LiteLLM
haystack_integrations.components.generators.litellm.chat.chat_generator
LiteLLMChatGenerator
Completes chats using any of 100+ LLM providers via LiteLLM.
LiteLLM routes to OpenAI, Anthropic, Google, AWS Bedrock, Azure, Cohere, Mistral, Groq, and many more through a single unified interface.
Model names use LiteLLM format: provider/model-name, e.g.
anthropic/claude-sonnet-4-20250514, openai/gpt-4o,
bedrock/anthropic.claude-3-5-sonnet-20241022-v2:0.
See https://docs.litellm.ai/docs/providers for the full list.
Usage example:
python
from haystack_integrations.components.generators.litellm import LiteLLMChatGenerator
from haystack.dataclasses import ChatMessage
generator = LiteLLMChatGenerator(
model="anthropic/claude-sonnet-4-20250514",
generation_kwargs={"max_tokens": 1024, "temperature": 0.7},
)
messages = [
ChatMessage.from_system("You are a helpful assistant"),
ChatMessage.from_user("What's Natural Language Processing?"),
]
result = generator.run(messages=messages)

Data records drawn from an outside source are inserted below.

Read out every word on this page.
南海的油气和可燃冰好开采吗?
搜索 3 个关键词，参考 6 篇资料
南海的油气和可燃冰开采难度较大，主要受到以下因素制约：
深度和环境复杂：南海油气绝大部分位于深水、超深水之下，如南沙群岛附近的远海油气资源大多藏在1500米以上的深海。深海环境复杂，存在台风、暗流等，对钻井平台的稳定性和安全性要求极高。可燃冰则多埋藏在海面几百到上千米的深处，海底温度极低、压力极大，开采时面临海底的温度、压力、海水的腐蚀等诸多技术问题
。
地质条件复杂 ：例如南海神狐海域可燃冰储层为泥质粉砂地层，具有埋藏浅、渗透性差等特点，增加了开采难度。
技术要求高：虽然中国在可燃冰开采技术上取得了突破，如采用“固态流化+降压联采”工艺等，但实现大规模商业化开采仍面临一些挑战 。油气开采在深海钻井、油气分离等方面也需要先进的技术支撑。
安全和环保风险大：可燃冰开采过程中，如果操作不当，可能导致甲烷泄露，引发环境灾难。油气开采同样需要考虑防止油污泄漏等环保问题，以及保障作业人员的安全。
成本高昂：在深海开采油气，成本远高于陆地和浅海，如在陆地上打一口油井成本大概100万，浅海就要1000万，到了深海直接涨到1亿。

print(result["replies"][0].text)
init
python
__init__(
*,
api_key: Secret | None = None,
model: str = "openai/gpt-4o",
streaming_callback: StreamingCallbackT | None = None,
api_base_url: str | None = None,
generation_kwargs: dict[str, Any] | None = None,
tools: ToolsType | None = None
) -> None
Create a LiteLLMChatGenerator instance.
Parameters:
- api_key (
Secret | None) – The API key for the provider. Optional: when not set, LiteLLM resolves credentials itself from the provider's standard environment variable (e.g.ANTHROPIC_API_KEY,OPENAI_API_KEY). Pass aSecretonly when you want Haystack to manage and serialize the key explicitly. - model (
str) – The model name in LiteLLM format (provider/model-name). - streaming_callback (
StreamingCallbackT | None) – A callback function invoked with each new StreamingChunk. - api_base_url (
str | None) – Custom API base URL (e.g. for a self-hosted LiteLLM proxy). - generation_kwargs (
dict[str, Any] | None) – Additional parameters passed to litellm.completion(). See https://docs.litellm.ai/docs/completion/input for details. - tools (
ToolsType | None) – A list of Tool / Toolset objects the model can prepare calls for.
run
python
run(
messages: list[ChatMessage],
streaming_callback: StreamingCallbackT | None = None,
generation_kwargs: dict[str, Any] | None = None,
*,
tools: ToolsType | None = None
) -> dict[str, list[ChatMessage]]
Invoke chat completion via LiteLLM.
Parameters:
- messages (
list[ChatMessage]) – Input messages as ChatMessage instances. - streaming_callback (
StreamingCallbackT | None) – Override the streaming callback for this call. - generation_kwargs (
dict[str, Any] | None) – Override generation parameters for this call. - tools (
ToolsType | None) – Override tools for this call.
Returns:
dict[str, list[ChatMessage]]– A dict with keyrepliescontaining ChatMessage instances.
run_async
python
run_async(
messages: list[ChatMessage],
streaming_callback: StreamingCallbackT | None = None,
generation_kwargs: dict[str, Any] | None = None,
*,
tools: ToolsType | None = None
) -> dict[str, list[ChatMessage]]
Async version of run().
to_dict
Serialize this component to a dictionary.
from_dict
Deserialize a component from a dictionary.